Robust Preconditioners for Multiple Saddle Point Problems and Applications to Optimal Control Problems

TL;DR

This paper develops robust block diagonal preconditioners for multiple saddle point problems, especially in PDE-constrained optimal control, ensuring stability and efficiency across varying regularization parameters, with practical applications to heat and wave equations.

Contribution

It characterizes block structured norms for well-posedness and constructs alpha-robust preconditioners applicable to a broad class of PDE-constrained optimal control problems.

Findings

Preconditioners are effective for heat and wave control problems.

Numerical experiments confirm the robustness of the proposed methods.

The approach ensures stability across different regularization parameters.

Abstract

In this paper we consider multiple saddle point problems with block tridiagonal Hessian in a Hilbert space setting.
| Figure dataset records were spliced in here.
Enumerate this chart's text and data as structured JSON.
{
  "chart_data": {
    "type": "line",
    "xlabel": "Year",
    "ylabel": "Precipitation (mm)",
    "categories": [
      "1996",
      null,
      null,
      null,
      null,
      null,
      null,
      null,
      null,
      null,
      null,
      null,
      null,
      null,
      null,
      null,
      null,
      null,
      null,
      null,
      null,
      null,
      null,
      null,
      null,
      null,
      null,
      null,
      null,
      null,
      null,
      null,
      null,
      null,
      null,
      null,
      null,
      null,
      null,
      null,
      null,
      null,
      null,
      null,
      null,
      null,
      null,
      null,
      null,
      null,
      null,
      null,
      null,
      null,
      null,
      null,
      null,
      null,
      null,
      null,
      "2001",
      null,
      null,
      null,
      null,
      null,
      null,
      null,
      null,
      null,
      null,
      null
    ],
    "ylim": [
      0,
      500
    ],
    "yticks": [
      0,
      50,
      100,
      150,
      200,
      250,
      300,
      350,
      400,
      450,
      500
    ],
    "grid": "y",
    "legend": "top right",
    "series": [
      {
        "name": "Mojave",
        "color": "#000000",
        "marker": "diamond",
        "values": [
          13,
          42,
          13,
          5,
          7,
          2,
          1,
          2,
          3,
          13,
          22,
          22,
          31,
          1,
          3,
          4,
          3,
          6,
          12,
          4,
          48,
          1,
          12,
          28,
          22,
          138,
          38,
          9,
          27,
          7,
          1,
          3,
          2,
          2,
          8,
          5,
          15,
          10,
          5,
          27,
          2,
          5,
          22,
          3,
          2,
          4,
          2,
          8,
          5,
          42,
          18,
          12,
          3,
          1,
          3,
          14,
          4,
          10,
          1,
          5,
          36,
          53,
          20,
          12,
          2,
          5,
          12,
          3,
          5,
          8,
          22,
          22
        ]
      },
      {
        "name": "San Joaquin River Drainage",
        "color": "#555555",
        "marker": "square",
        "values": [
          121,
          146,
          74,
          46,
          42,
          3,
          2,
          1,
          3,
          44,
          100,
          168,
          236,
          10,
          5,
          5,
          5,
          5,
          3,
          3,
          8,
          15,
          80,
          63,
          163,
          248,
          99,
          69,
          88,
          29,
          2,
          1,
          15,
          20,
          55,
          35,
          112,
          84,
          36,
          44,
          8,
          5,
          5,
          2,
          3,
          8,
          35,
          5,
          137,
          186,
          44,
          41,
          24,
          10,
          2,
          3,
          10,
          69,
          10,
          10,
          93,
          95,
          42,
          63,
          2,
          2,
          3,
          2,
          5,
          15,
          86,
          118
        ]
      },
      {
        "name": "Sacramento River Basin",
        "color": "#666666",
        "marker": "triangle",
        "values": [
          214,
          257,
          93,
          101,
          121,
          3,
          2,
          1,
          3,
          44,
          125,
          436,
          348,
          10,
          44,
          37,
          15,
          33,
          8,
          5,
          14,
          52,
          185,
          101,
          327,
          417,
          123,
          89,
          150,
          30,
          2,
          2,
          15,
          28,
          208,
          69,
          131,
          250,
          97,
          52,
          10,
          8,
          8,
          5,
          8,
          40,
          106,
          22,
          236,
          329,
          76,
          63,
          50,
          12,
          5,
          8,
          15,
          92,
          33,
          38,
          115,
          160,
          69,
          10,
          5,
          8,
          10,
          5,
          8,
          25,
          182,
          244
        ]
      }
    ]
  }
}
Well-posedness and the related issue of preconditioning are discussed. We give a characterization of all block structured norms which ensure well-posedness of multiple saddle point problems as a helpful tool for constructing block diagonal preconditioners. We subsequently apply our findings to a general class of PDE-constrained optimal control problems containing a regularization parameter $\alpha$ and derive $\alpha$-robust preconditioners for the corresponding optimality systems. Finally, we demonstrate the generality of our approach with two optimal control problems related to the heat and the wave equation, respectively. Preliminary numerical experiments support the feasibility of our method.